In the districts of Lower Dir, Nowshera, Rahim Yar Khan and Sargodha, a quantitative survey of 1200 households, equally divided between the 4 districts, urban and rural settings, and gender of the respondents, was completed along with qualitative data collected from 16 focus group discussions. Of the 27 programmes, 12 concern ‘social assistance’ (non-contributory), 4 ‘social security’ (contributory, essentially for formal sector workers), 6 labour market interventions (e.g. training, supplies), and 5 educational transfers. A detailed questionnaire focused on respondents’ overall awareness of social programmes as well as their personal experience with such programmes and their opinions on how they function was administered.

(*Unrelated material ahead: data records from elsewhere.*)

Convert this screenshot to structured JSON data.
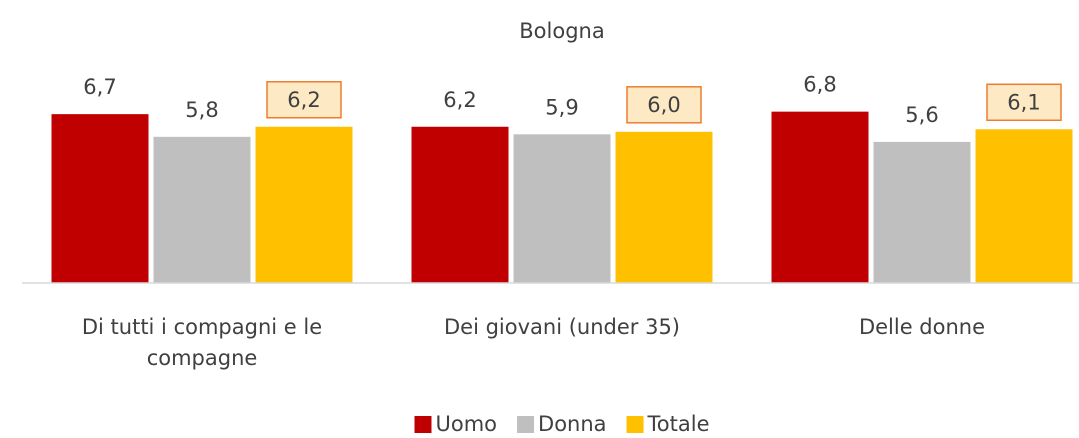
{
  "chart_data": {
    "type": "bar",
    "title": "Bologna",
    "categories": [
      "Di tutti i compagni e le compagne",
      "Dei giovani (under 35)",
      "Delle donne"
    ],
    "series": [
      {
        "name": "Uomo",
        "color": "#c00000",
        "values": [
          6.7,
          6.2,
          6.8
        ],
        "value_labels": [
          "6,7",
          "6,2",
          "6,8"
        ]
      },
      {
        "name": "Donna",
        "color": "#bfbfbf",
        "values": [
          5.8,
          5.9,
          5.6
        ],
        "value_labels": [
          "5,8",
          "5,9",
          "5,6"
        ]
      },
      {
        "name": "Totale",
        "color": "#ffc000",
        "values": [
          6.2,
          6.0,
          6.1
        ],
        "value_labels": [
          "6,2",
          "6,0",
          "6,1"
        ],
        "label_box": "#ed7d31"
      }
    ],
    "ylim": [
      0,
      10
    ],
    "legend": "bottom"
  }
}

Findings and recommendations

In both provinces overall awareness of programmes was limited, and just two were widely known: the Benazir Income Support Programme and the health card of, respectively, the Prime Minister’s National Health Program in Punjab, and the Sehat Sahulat Programme in Khyber Pakhtunkhwa. Of the 1200 respondents, 67% had applied for support from a social protection programme, while 58% had been accepted as beneficiaries. The study identifies a ‘significant knowledge gap’ concerning programmes’ existence, eligibility criteria and registration procedures, which also gives rise to misconceptions of lack of transparency. Illiteracy is a frequent barrier to understanding written information on the programmes, and suspicion of unfair distribution of benefits, aggravated by an inadequate complaint system, is widespread. To dispel these concerns, the study recommends independent monitoring of beneficiary selection procedures, introducing effective complaint and grievance redressal systems and involvement of local leaders in disseminating information on programmes. The authors also recommend introduction of a Single-Window Service to facilitate the public’s access to knowledge on and benefits of all the different schemes.